Hearing a character talk to you when you’re a writer is a good thing. It just means your characters have life to them.

Where will you be when your characters start talking to you? Will you even realize they’re speaking to you?

Sometimes we may think our characters have stopped taking to us, but the problem may be that we’re not listening. If you know there are certain activities or a time of the day when you’re more apt to hear your characters, set aside the time to listen.

For me, quiet moments alone are key. Your characters can speak to you from anywhere and use any source. They can even use real people to speak to you.

My character Cecile in my book in progress began talking to me, after weeks of silence, when I was doing an ordinary household chore.

Last week I was getting some laundry off the clothesline when I heard a conversation between my heroine and hero. I quickly ran into the house and grabbed my handy notebook that never leaves my purse. I scribbled down the conversation I heard between the two of them, then flipped the page and made the notes for this blog post. (If you don’t have a way to take notes on the fly, get one, pronto, I can’t tell you how many times I’ve lost an idea for a blog post or a scene in a book because I didn’t have a notebook handy when inspiration struck.)

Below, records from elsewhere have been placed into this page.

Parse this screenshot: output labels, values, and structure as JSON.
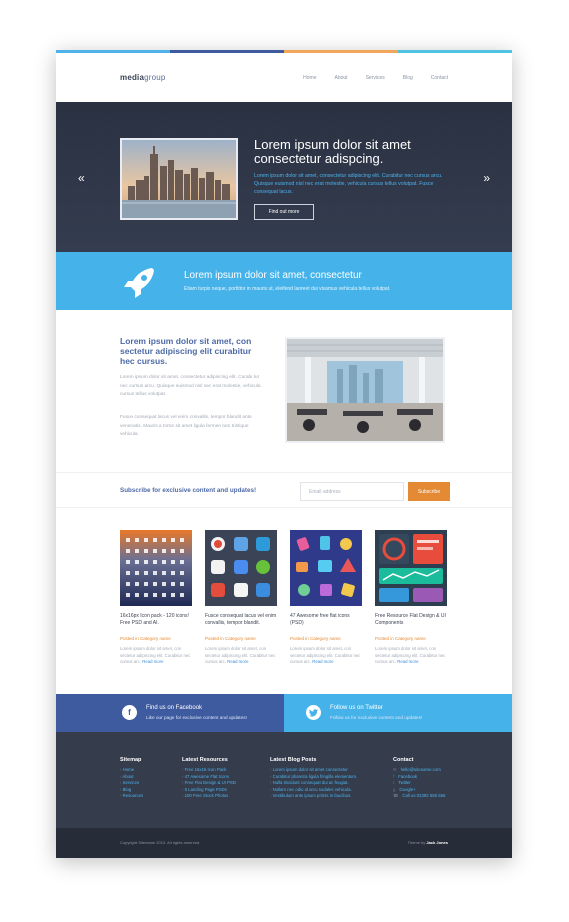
{
  "colors": {
    "bar1": "#4fb2ea",
    "bar2": "#3f5ba0",
    "bar3": "#f2a65a",
    "bar4": "#4fc3e2",
    "accent_blue": "#45b3ea",
    "accent_orange": "#e58a34",
    "dark": "#343c4f"
  },
  "header": {
    "logo_a": "media",
    "logo_b": "group",
    "nav": [
      "Home",
      "About",
      "Services",
      "Blog",
      "Contact"
    ]
  },
  "hero": {
    "prev_icon": "double-chevron-left-icon",
    "next_icon": "double-chevron-right-icon",
    "title": "Lorem ipsum dolor sit amet consectetur adispcing.",
    "text": "Lorem ipsum dolor sit amet, consectetur adipiscing elit. Curabitur nec cursus arcu. Quisque euismod nisl nec erat molestie, vehicula cursus tellus volutpat. Fusce consequat lacus.",
    "button": "Find out more"
  },
  "band": {
    "icon": "rocket-icon",
    "title": "Lorem ipsum dolor sit amet, consectetur",
    "text": "Etiam turpis neque, porttitor in mauris ut, eleifend laoreet dui vivamus vehicula tellus volutpat."
  },
  "about": {
    "title": "Lorem ipsum dolor sit amet, con sectetur adipiscing elit curabitur hec cursus.",
    "p1": "Lorem ipsum dolor sit amet, consectetur adipiscing elit. Curabi tur nec cursus arcu. Quisque euismod nisl nec erat molestie, vehicula cursus tellus volutpat.",
    "p2": "Fusce consequat lacus vel enim convallis, tempor blandit ante venenatis. Mauris a tortor sit amet ligula fermen tum tristique vehicula."
  },
  "subscribe": {
    "label": "Subscribe for exclusive content and updates!",
    "placeholder": "Email address",
    "button": "Subscribe"
  },
  "cards": [
    {
      "title": "16x16px Icon pack - 120 icons! Free PSD and AI.",
      "category": "Posted in Category name",
      "desc": "Lorem ipsum dolor sit amet, con sectetur adipiscing elit. Curabitur nec cursus arc.",
      "more": "Read more"
    },
    {
      "title": "Fusce consequat lacus vel enim convallis, tempor blandit.",
      "category": "Posted in Category name",
      "desc": "Lorem ipsum dolor sit amet, con sectetur adipiscing elit. Curabitur nec cursus arc.",
      "more": "Read more"
    },
    {
      "title": "47 Awesome free flat icons (PSD)",
      "category": "Posted in Category name",
      "desc": "Lorem ipsum dolor sit amet, con sectetur adipiscing elit. Curabitur nec cursus arc.",
      "more": "Read more"
    },
    {
      "title": "Free Resource Flat Design & UI Components",
      "category": "Posted in Category name",
      "desc": "Lorem ipsum dolor sit amet, con sectetur adipiscing elit. Curabitur nec cursus arc.",
      "more": "Read more"
    }
  ],
  "social": {
    "fb_title": "Find us on Facebook",
    "fb_sub": "Like our page for exclusive content and updates!",
    "tw_title": "Follow us on Twitter",
    "tw_sub": "Follow us for exclusive content and updates!"
  },
  "footer": {
    "sitemap_title": "Sitemap",
    "sitemap": [
      "Home",
      "About",
      "Services",
      "Blog",
      "Resources"
    ],
    "resources_title": "Latest Resources",
    "resources": [
      "Free 16x16 Icon Pack",
      "47 Awesome Flat Icons",
      "Free Flat Design & UI PSD",
      "5 Landing Page PSDs",
      "100 Free Stock Photos"
    ],
    "blog_title": "Latest Blog Posts",
    "blog": [
      "Lorem ipsum dolor sit amet consectetur",
      "Curabitur pharetra ligula fringilla elementum.",
      "Nulla tincidunt consequat dui ac feugiat.",
      "Nullam nec odio id arcu sodales vehicula.",
      "Vestibulum ante ipsum primis in faucibus."
    ],
    "contact_title": "Contact",
    "contact": [
      "hello@sitename.com",
      "Facebook",
      "Twitter",
      "Google+",
      "Call us 02392 555 555"
    ]
  },
  "bottom": {
    "copyright": "Copyright Sitename 2013. All rights reserved.",
    "theme_label": "Theme by",
    "theme_author": "Jack Jones"
  }
}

Below is a list of activities that have proven, time and again, to help me with hearing my characters voices:

  1. Walking
  2. People watching
  3. Being still
  4. Writing in my journal

I’d love to know the when, where and how your characters speak to you. If you’d be willing to share with me, leave a comment in the section below. 🙂

3 thoughts on “Finding Ways to Hear Your Hero/Heroine

  1. People watching/listening is a great way to hear your characters. I love the scene in Young Adult when Charlize Theron is shopping and she’s listening to two young women talk and one of the girls says she and her guy have “text chemistry”. Charlize goes home to her laptop and writes that her characters have “textual chemistry.”
    I find that if I get stuck, it’s good to take a break and go to a coffee shop or even grocery shopping and keep your ears open.

  2. My husband is always embarrassed by my blatant eavesdropping. I say it’s a good thing because not only do I get a feel for the way others speak but I get some story ideas as well.